Air pollution in Beijing (care of Wikicommons)

Over the weekend the New York Times reported on a unique urban escape of the Chinese governmental elite – not to penthouse night clubs or secluded spas, as you might expect, but to pockets of clean, purified air. From Politburo Standing Committee meetings to cross-city car rides, government officials are using expensive air purifiers to create transient spaces free of the ubiquitous Beijing smog.

Which makes a recent online uproar over inaccurate air pollution monitoring in Beijing all the more scandalous.
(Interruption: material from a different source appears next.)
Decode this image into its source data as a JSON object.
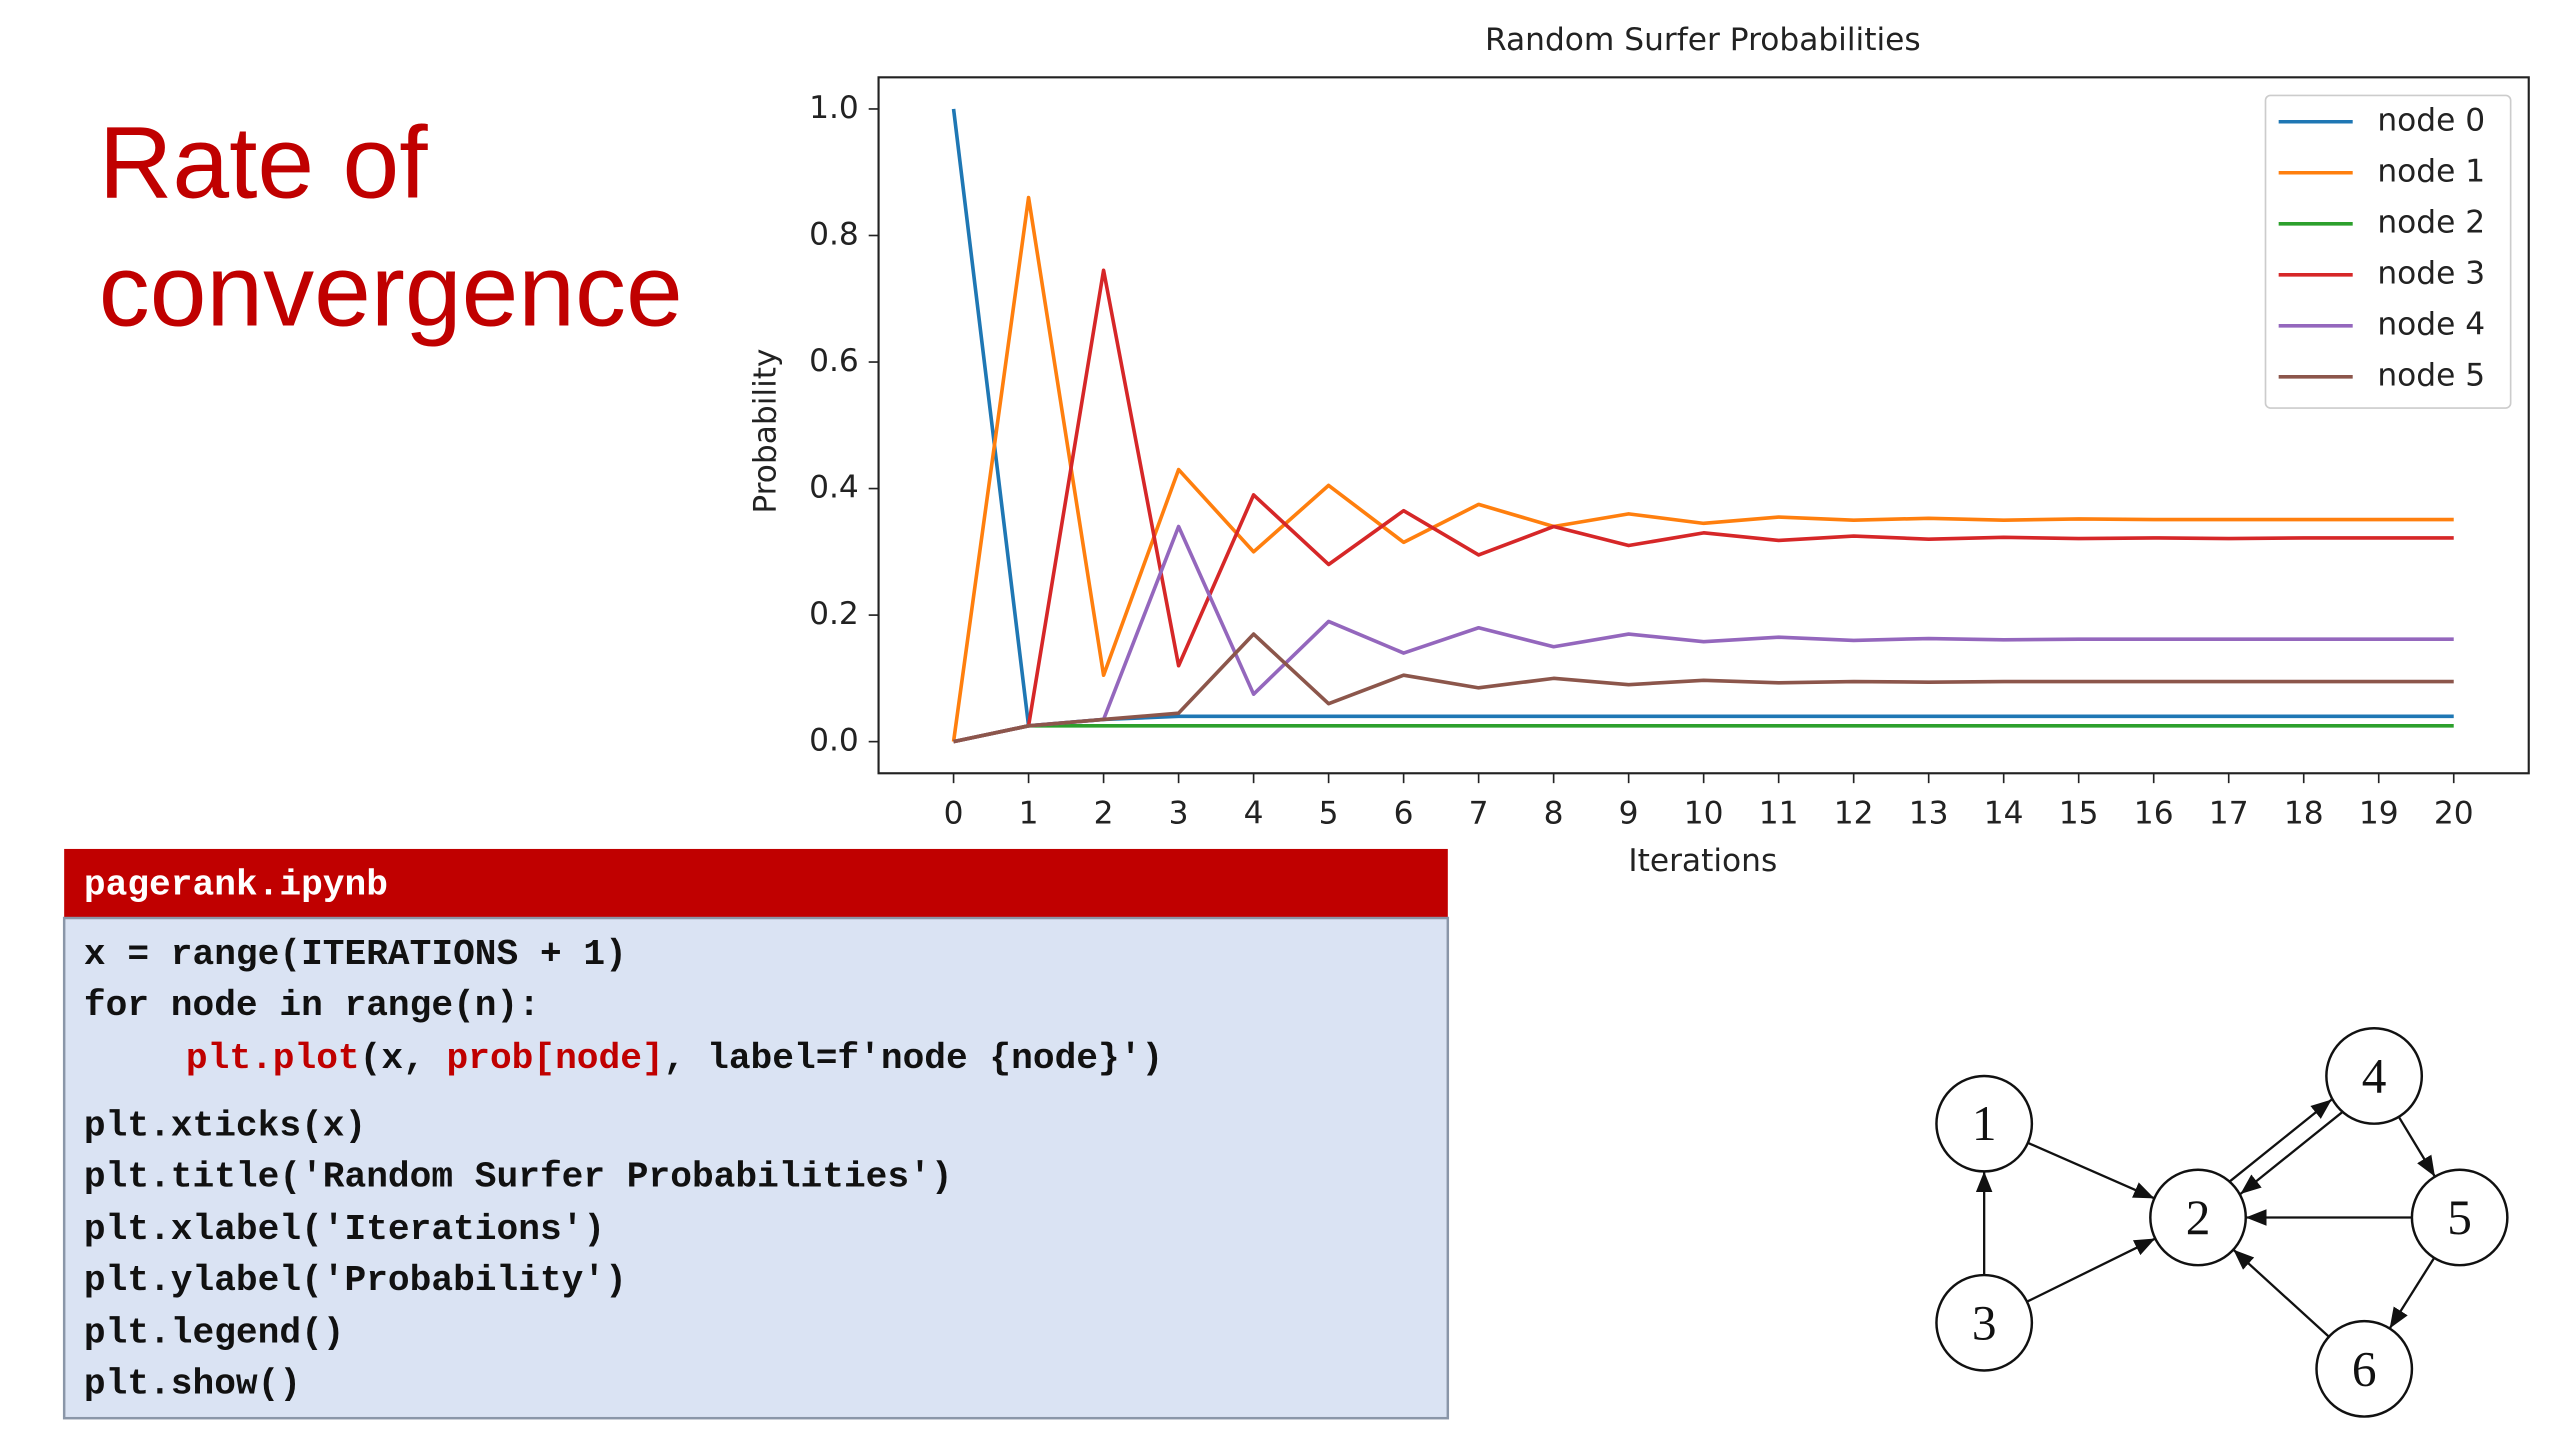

As the BBC reported, discrepancies in air quality reports from the American Embassy and the Beijing government have been driving an online “microblog” campaign to force Chinese officials to fix their air monitoring program, which currently ignores fine particulate matter, the most dangerous air pollutant.  The American Embassy monitors fine particulate matter, along with other sources of air pollution, and releases daily air quality reports that often describe Beijing air as “hazardous” when official government reports describe only “moderate” or “low” health risk.  Bloomberg media describes the differences between these monitoring programs in detail.

Last week web celebrities began polling Beijing citizens on whether the government program needs to be fixed.  A clear popular consensus has emerged:  over the weekend tens of thousands of those polled clamored for new pollution monitoring standards.  It looks like government officials may soon have to buy more air purifiers.